Une synthèse de la littérature existante sur l'hématidrose montre que la plupart des cas enregistrés sont des femmes, ce qui peut avoir influencé les explications du phénomènes, très genrées, formulée au 19ème siècle. Bien plus tôt, dans l'Antiquité, Aristote a décrit un type de sueur que l'on pouvait confondre avec du sang, et cité quelques cas où des hommes et des jeunes garçons auraient sué du sang dans une situation de détresse émotionnelle. Plusieurs auteurs modernes ont également décrit le phénomène, observé chez des prisonniers avant leur exécution.

Curieusement, plus de la moitié des cas signalés au cours du siècle dernier se sont produits au cours des cinq dernières années. Depuis 2004, 28 cas (24 femmes et 4 hommes) sont apparus dans la littérature scientifique évaluée par les pairs ; les cas cliniques ont été décrit sur tous les continents, sauf l'Amérique du Nord. Chez les femmes, l'âge moyen était d'un peu plus de 14 ans, contre 26,5 ans chez les hommes (ces données sont difficiles à comparer dans la mesure où les échantillons sont très petits). Tous les sujets partageaient le même symptôme : des suées de sang sur une peau apparemment normale. Pour l'instant, les médecins sont incapables d'expliquer l'augmentation brutale du nombre de cas diagnostiqués.
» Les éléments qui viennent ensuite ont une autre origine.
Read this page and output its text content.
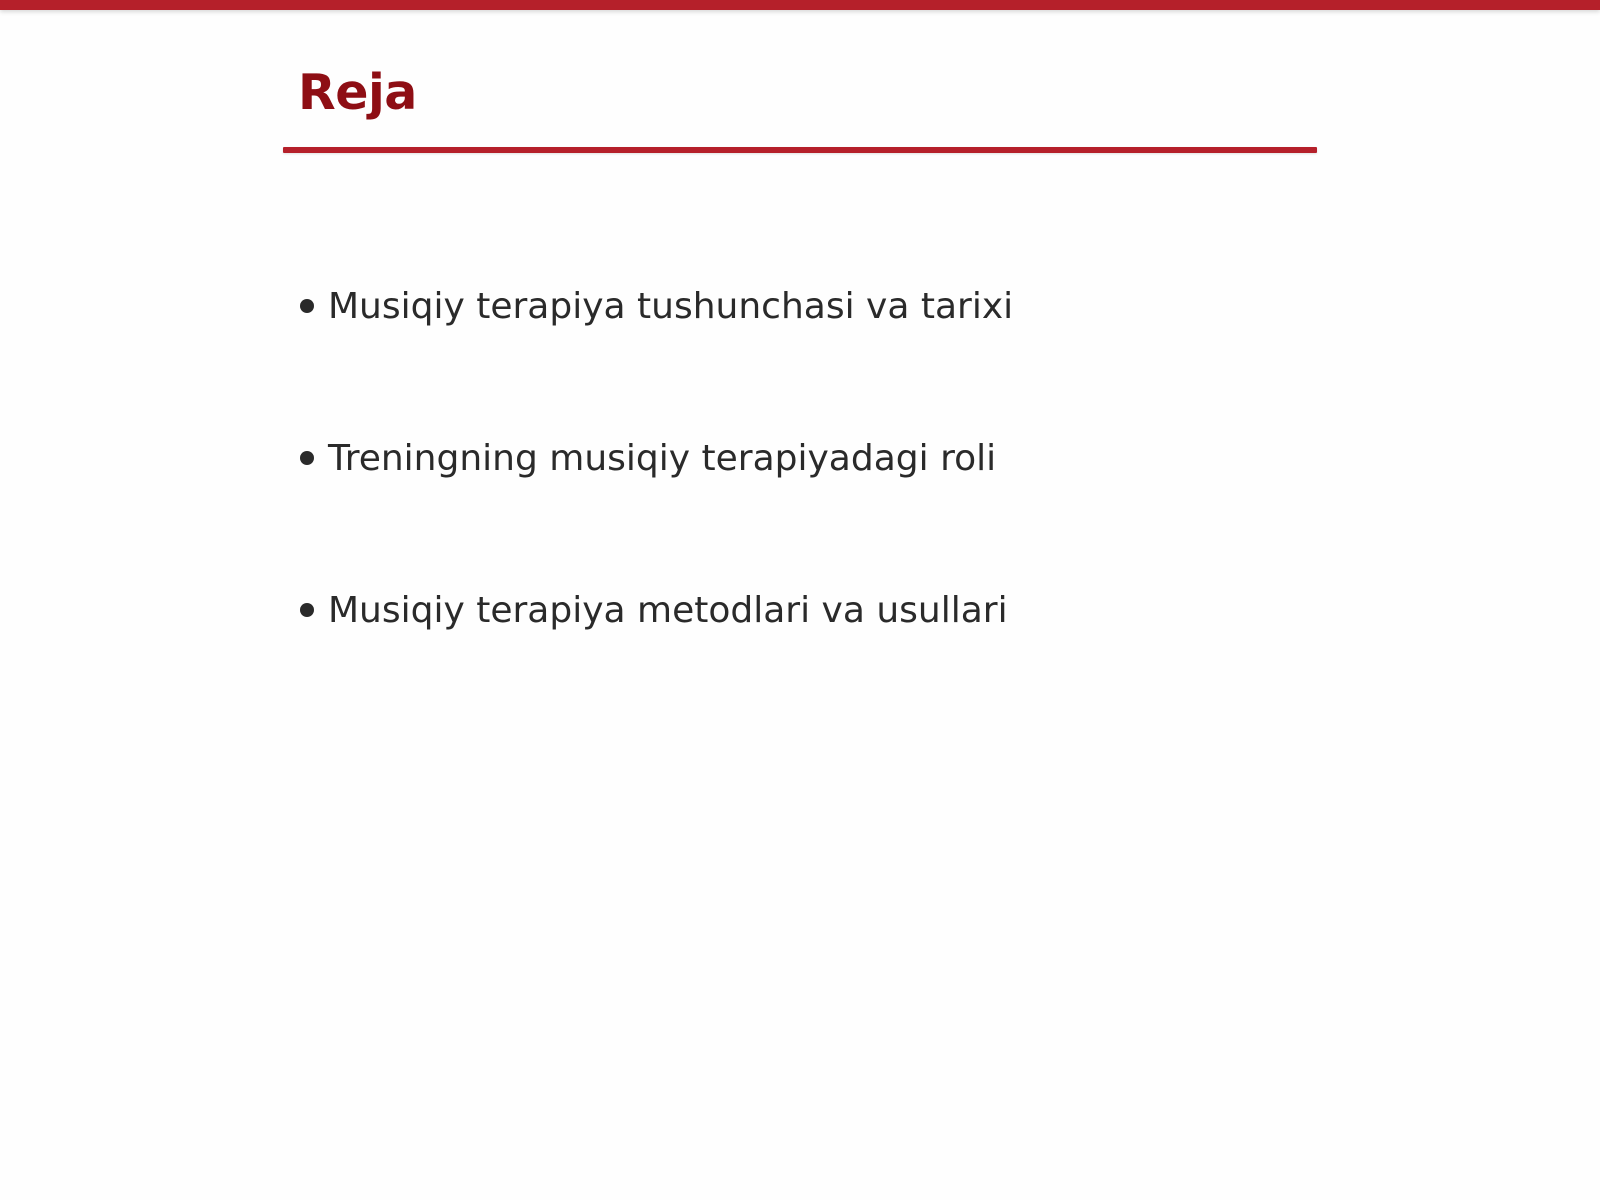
Reja
Musiqiy terapiya tushunchasi va tarixi
Treningning musiqiy terapiyadagi roli
Musiqiy terapiya metodlari va usullari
Six des patients ont montré une réponse aux bêtabloquants, un traitement qui a également été donnée à la patiente italienne. Cela a conduit à une nette réduction des saignements, mais pas à une interruption totale des symptômes. Le cas de la jeune femme ne fait qu'épaissir un peu plus le mystère médical fascinant de l'hématidrose.